Dear JMP Communities,
I have data that are count/space.
In my case, (number of events occured / time). As such, it is naturally I would fit these data using Discrete Fit > Poisson.
Afterwards, JMP produces the fitted Poisson with results of Upper/Lower 95% Confidence Interval per below photo.
My question is : How do I get Upper/Lower 95% Prediction Interval?
Thanks for the pointer.
I don't know which version you are using. Check the inverted red triangle menu next to the variable outline box
Here is an example script:
Names Default To Here( 1 ); dt = Open( "$SAMPLE_DATA/Quality Control/Airport.jmp" ); obj = Distribution( Column( :Delay ) ); obj << Fit Distribution( Poisson ); obj << Prediction Interval(0.95, 1);
Thanks for looking into this question.
I am using JMP ver 14.
I do know there is a "Prediction Interval" option as you have pointed out.
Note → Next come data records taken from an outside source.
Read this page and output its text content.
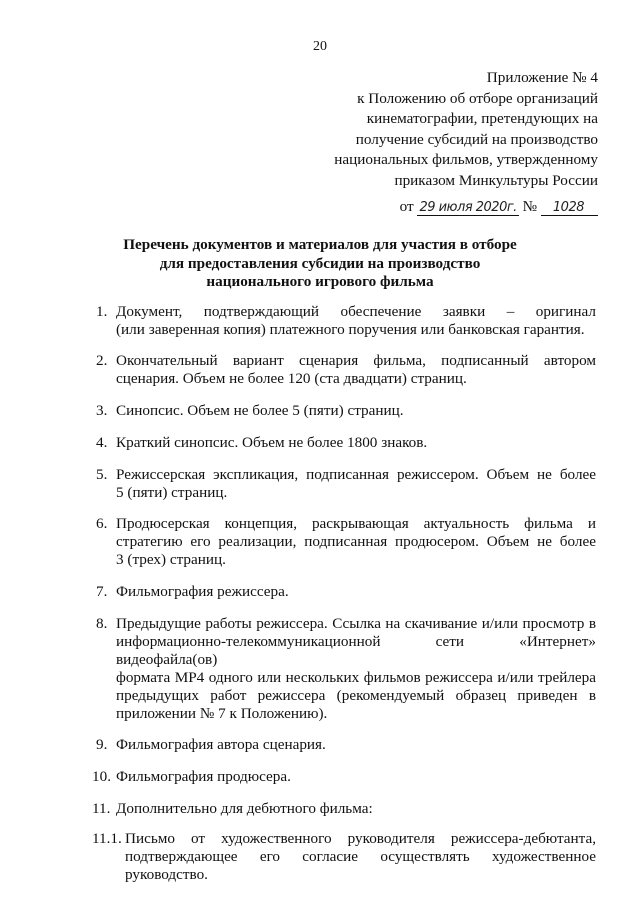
20
Приложение № 4
к Положению об отборе организаций
кинематографии, претендующих на
получение субсидий на производство
национальных фильмов, утвержденному
приказом Минкультуры России
от 29 июля 2020г. № 1028
Перечень документов и материалов для участия в отборе
для предоставления субсидии на производство
национального игрового фильма
1. Документ, подтверждающий обеспечение заявки – оригинал
(или заверенная копия) платежного поручения или банковская гарантия.
2. Окончательный вариант сценария фильма, подписанный автором
сценария. Объем не более 120 (ста двадцати) страниц.
3. Синопсис. Объем не более 5 (пяти) страниц.
4. Краткий синопсис. Объем не более 1800 знаков.
5. Режиссерская экспликация, подписанная режиссером. Объем не более
5 (пяти) страниц.
6. Продюсерская концепция, раскрывающая актуальность фильма и
стратегию его реализации, подписанная продюсером. Объем не более
3 (трех) страниц.
7. Фильмография режиссера.
8. Предыдущие работы режиссера. Ссылка на скачивание и/или просмотр в
информационно-телекоммуникационной сети «Интернет» видеофайла(ов)
формата MP4 одного или нескольких фильмов режиссера и/или трейлера
предыдущих работ режиссера (рекомендуемый образец приведен в
приложении № 7 к Положению).
9. Фильмография автора сценария.
10. Фильмография продюсера.
11. Дополнительно для дебютного фильма:
11.1. Письмо от художественного руководителя режиссера-дебютанта,
подтверждающее его согласие осуществлять художественное
руководство.
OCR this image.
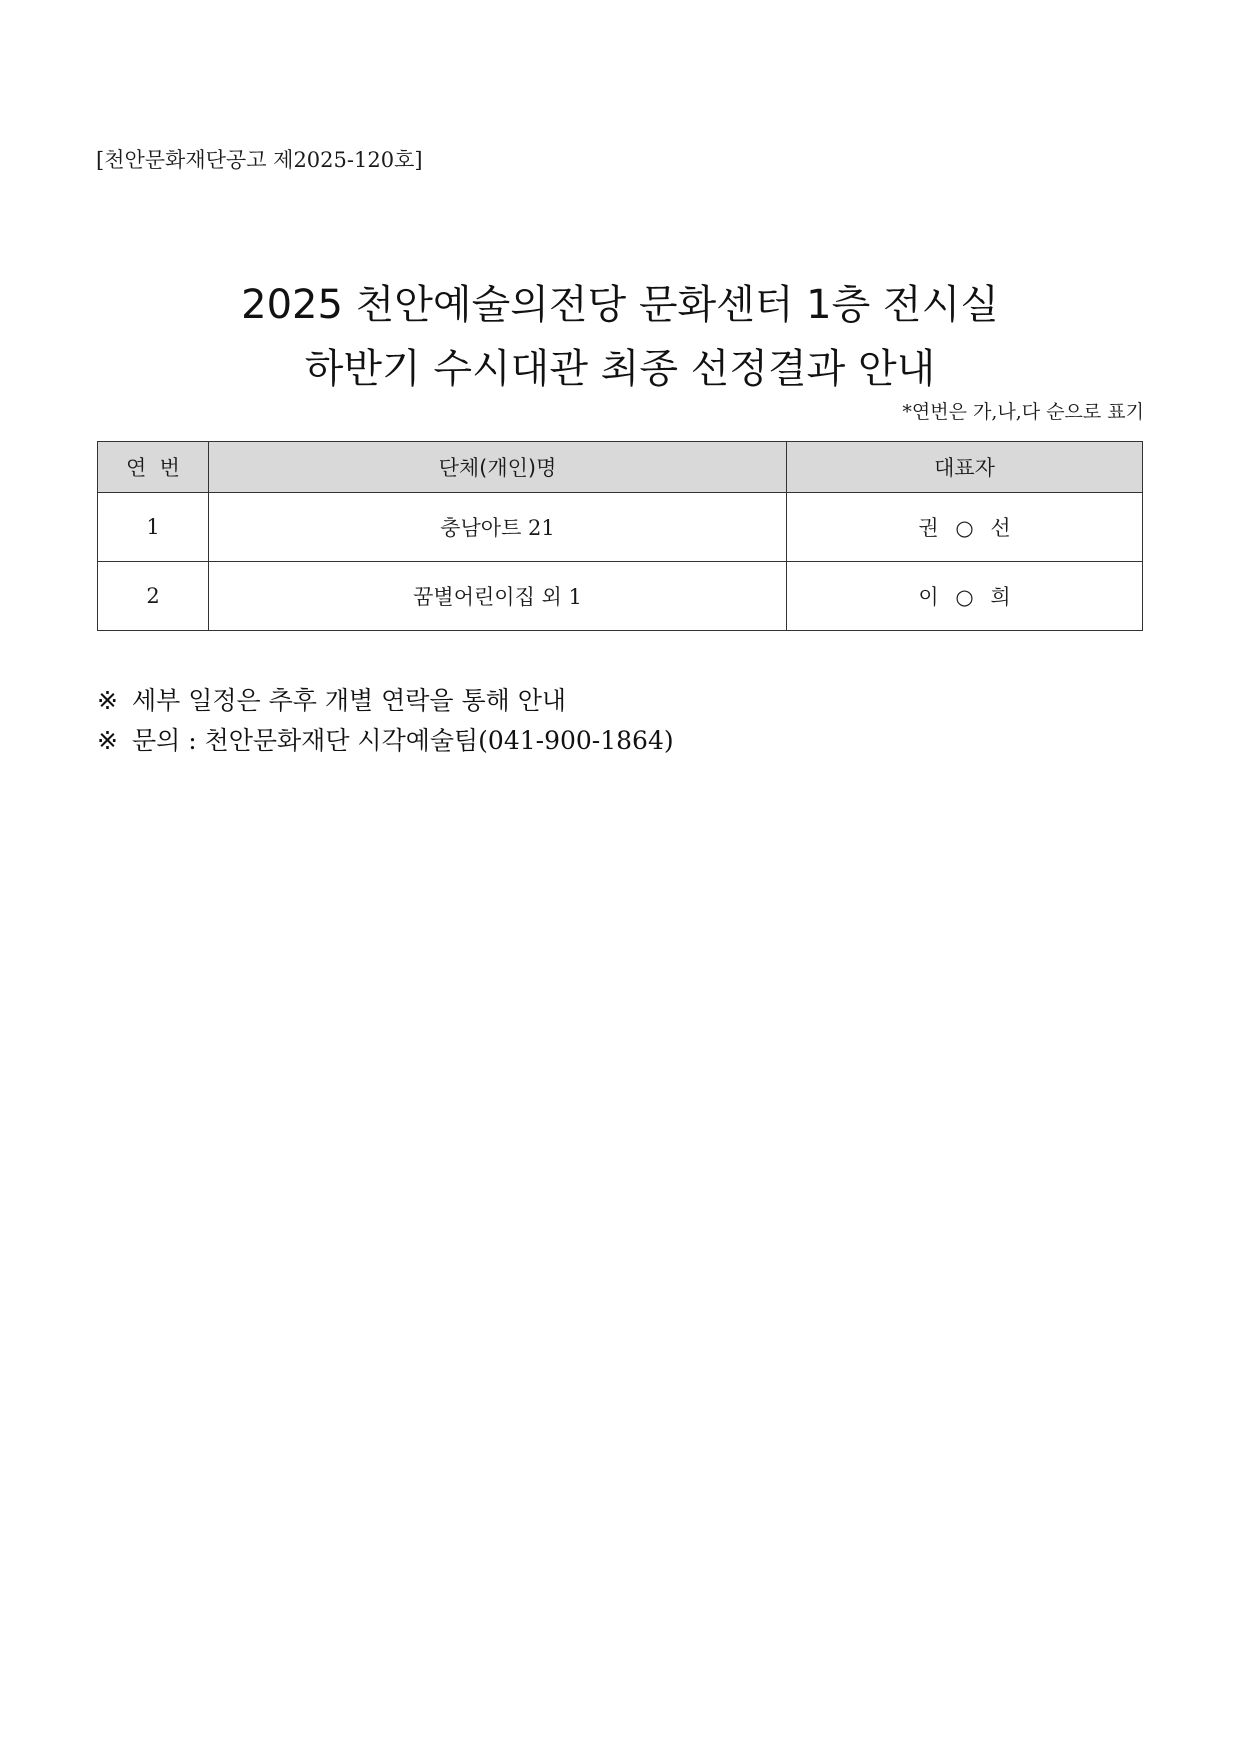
[천안문화재단공고 제2025-120호]
2025 천안예술의전당 문화센터 1층 전시실
하반기 수시대관 최종 선정결과 안내
*연번은 가,나,다 순으로 표기
연  번	단체(개인)명	대표자
1	충남아트 21	권 ○ 선
2	꿈별어린이집 외 1	이 ○ 희
※ 세부 일정은 추후 개별 연락을 통해 안내
※ 문의 : 천안문화재단 시각예술팀(041-900-1864)
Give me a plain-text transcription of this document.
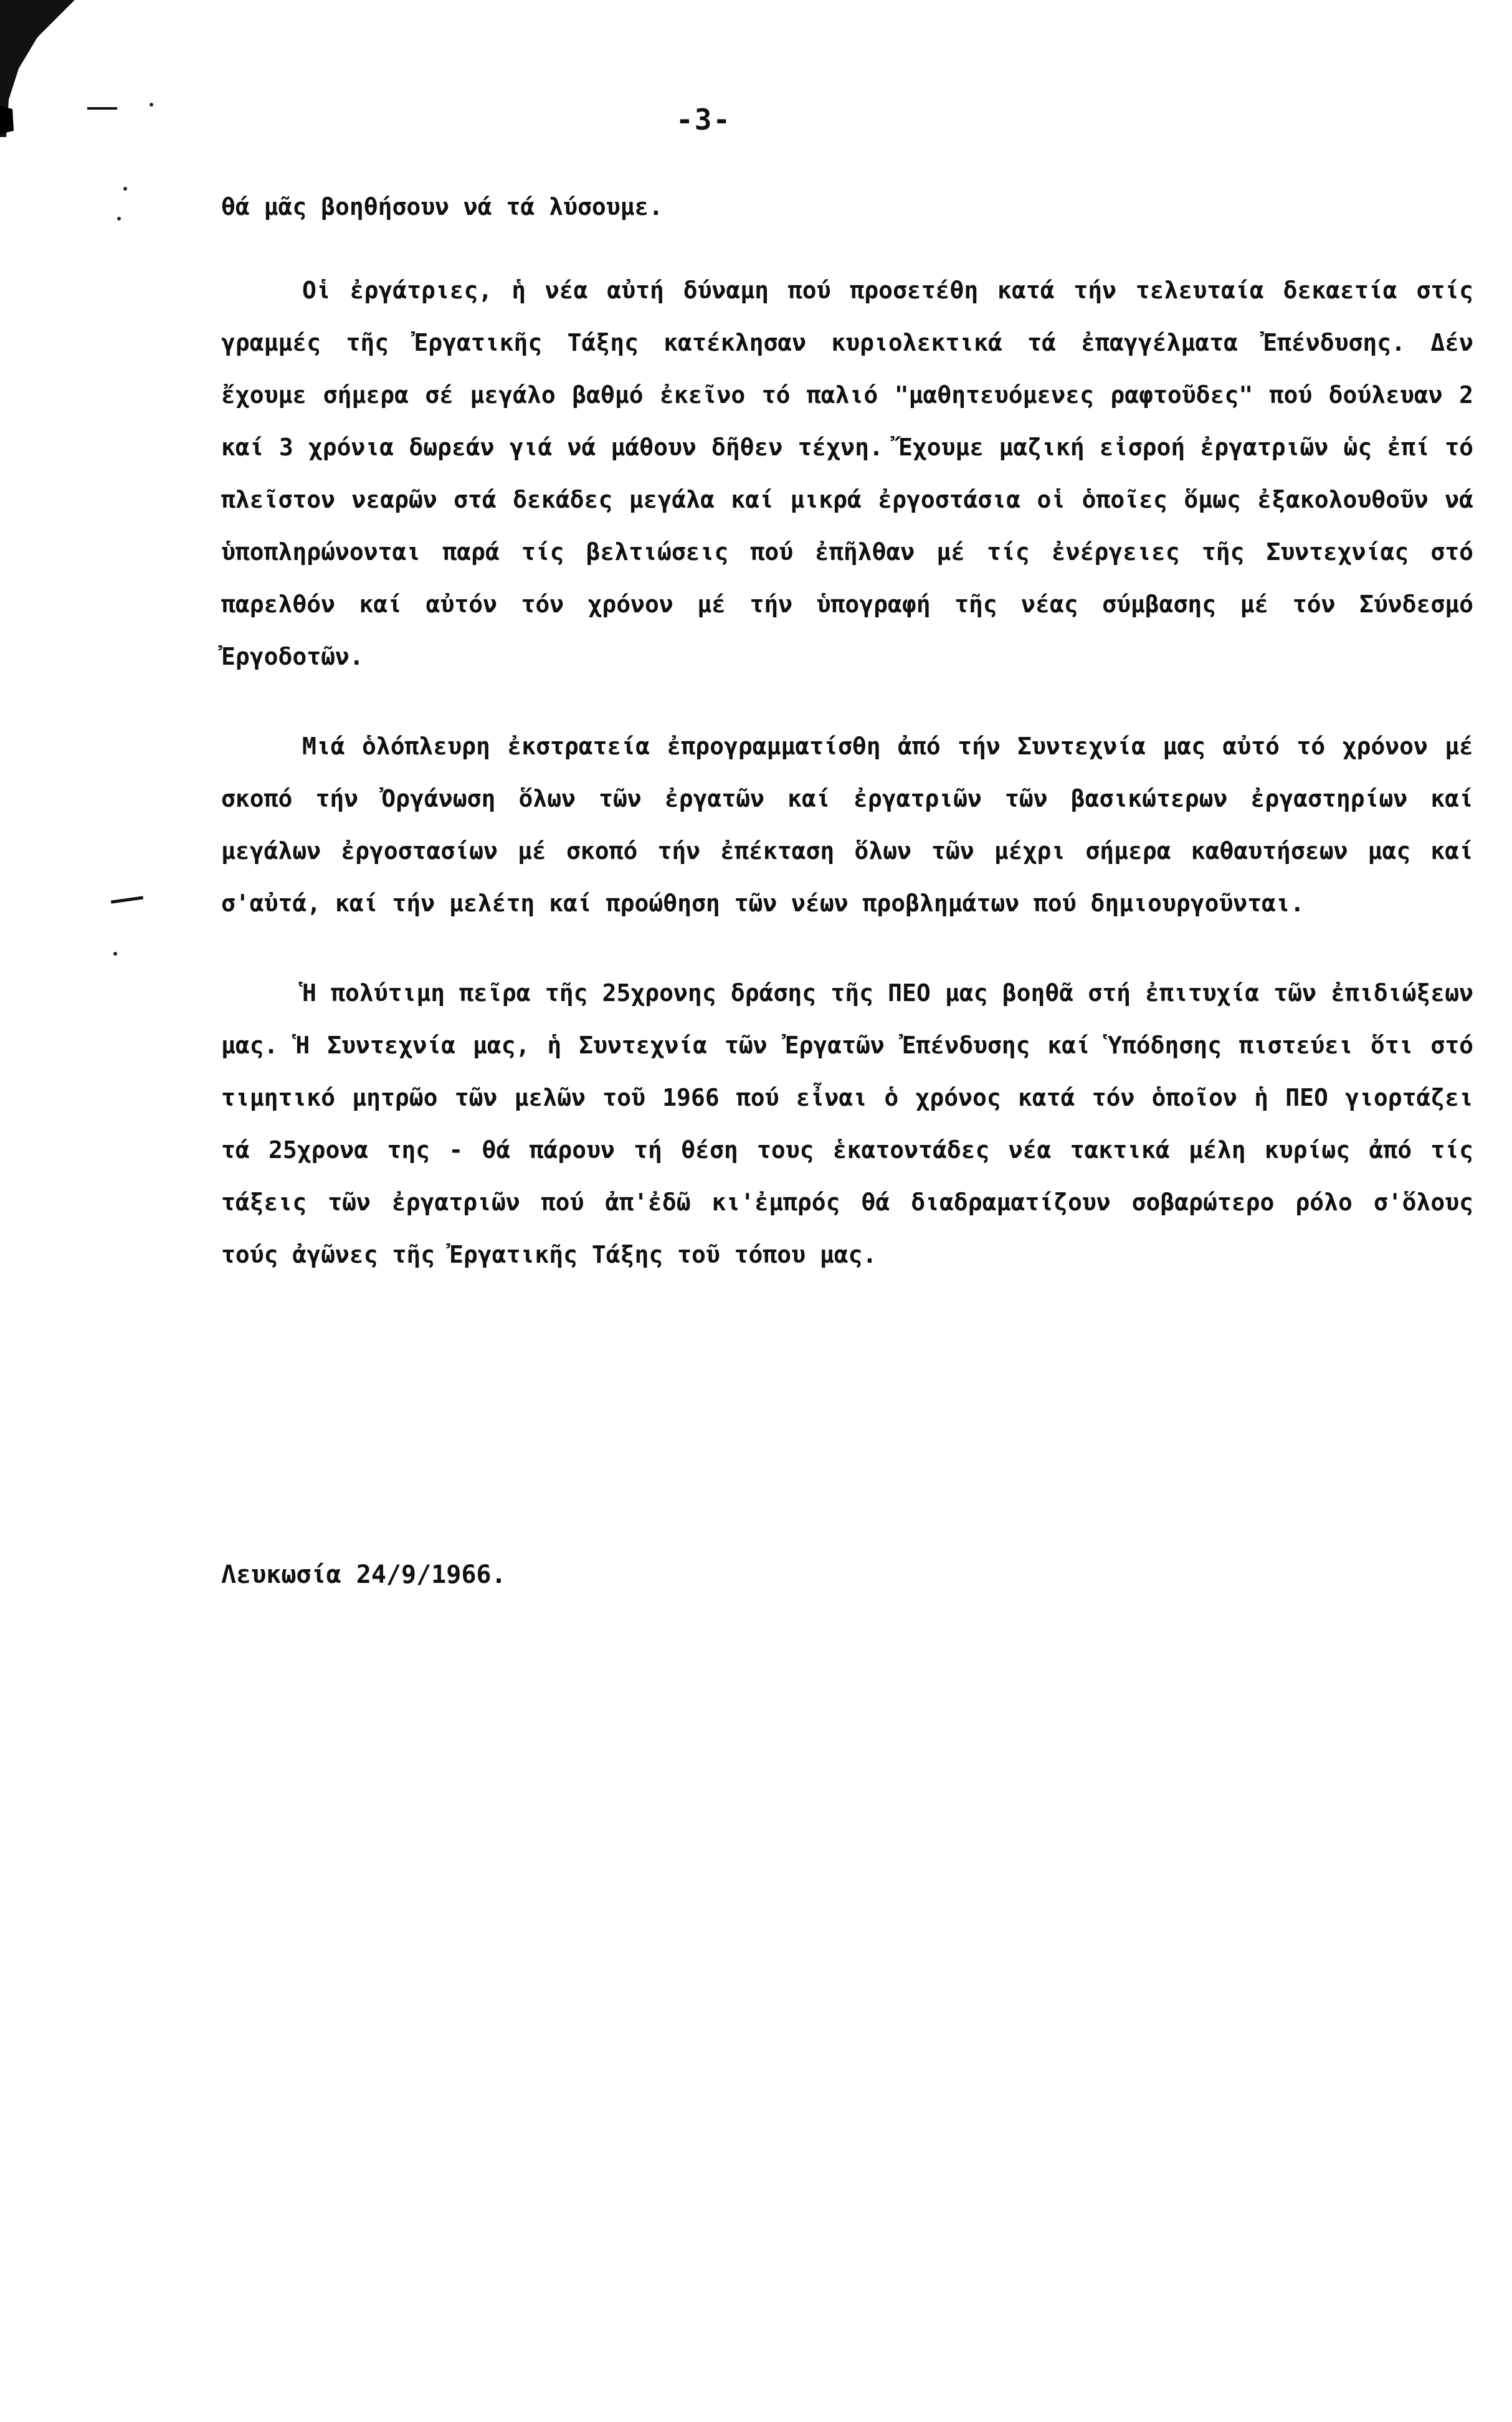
-3-

θά μᾶς βοηθήσουν νά τά λύσουμε.

Οἱ ἐργάτριες, ἡ νέα αὐτή δύναμη πού προσετέθη κατά τήν τελευταία δεκαετία στίς γραμμές τῆς Ἐργατικῆς Τάξης κατέκλησαν κυριολεκτικά τά ἐπαγγέλματα Ἐπένδυσης. Δέν ἔχουμε σήμερα σέ μεγάλο βαθμό ἐκεῖνο τό παλιό "μαθητευόμενες ραφτοῦδες" πού δούλευαν 2 καί 3 χρόνια δωρεάν γιά νά μάθουν δῆθεν τέχνη. Ἔχουμε μαζική εἰσροή ἐργατριῶν ὡς ἐπί τό πλεῖστον νεαρῶν στά δεκάδες μεγάλα καί μικρά ἐργοστάσια οἱ ὁποῖες ὅμως ἐξακολουθοῦν νά ὑποπληρώνονται παρά τίς βελτιώσεις πού ἐπῆλθαν μέ τίς ἐνέργειες τῆς Συντεχνίας στό παρελθόν καί αὐτόν τόν χρόνον μέ τήν ὑπογραφή τῆς νέας σύμβασης μέ τόν Σύνδεσμό Ἐργοδοτῶν.

Μιά ὁλόπλευρη ἐκστρατεία ἐπρογραμματίσθη ἀπό τήν Συντεχνία μας αὐτό τό χρόνον μέ σκοπό τήν Ὀργάνωση ὅλων τῶν ἐργατῶν καί ἐργατριῶν τῶν βασικώτερων ἐργαστηρίων καί μεγάλων ἐργοστασίων μέ σκοπό τήν ἐπέκταση ὅλων τῶν μέχρι σήμερα καθαυτήσεων μας καί σ'αὐτά, καί τήν μελέτη καί προώθηση τῶν νέων προβλημάτων πού δημιουργοῦνται.

Ἡ πολύτιμη πεῖρα τῆς 25χρονης δράσης τῆς ΠΕΟ μας βοηθᾶ στή ἐπιτυχία τῶν ἐπιδιώξεων μας. Ἡ Συντεχνία μας, ἡ Συντεχνία τῶν Ἐργατῶν Ἐπένδυσης καί Ὑπόδησης πιστεύει ὅτι στό τιμητικό μητρῶο τῶν μελῶν τοῦ 1966 πού εἶναι ὁ χρόνος κατά τόν ὁποῖον ἡ ΠΕΟ γιορτάζει τά 25χρονα της - θά πάρουν τή θέση τους ἑκατοντάδες νέα τακτικά μέλη κυρίως ἀπό τίς τάξεις τῶν ἐργατριῶν πού ἀπ'ἐδῶ κι'ἐμπρός θά διαδραματίζουν σοβαρώτερο ρόλο σ'ὅλους τούς ἀγῶνες τῆς Ἐργατικῆς Τάξης τοῦ τόπου μας.

Λευκωσία 24/9/1966.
The reason I am questioning that is because, you can see the Confidence Interval calculated are two totally different value (based on 95%).
In my example:
Confidence Interval 95% caculated (based on t density function) is 22.6 to 48.1.
Confidence Interval 95% calculated (based on Poisson density function) is 32.5 to 38.4.
Due to this, it makes me wonder that the Prediction Interval option as you have shown will calculate based on the t density function rather than Poisson.
Hope this brings the question clearly now.
You are correct - the prediction interval for the lambda is not available in the Distribution platform. Equivalently, I fit an intercept-only Poisson loglinear regression model with the GLM platform to obtain the same estimates, but it does not provide prediction intervals either.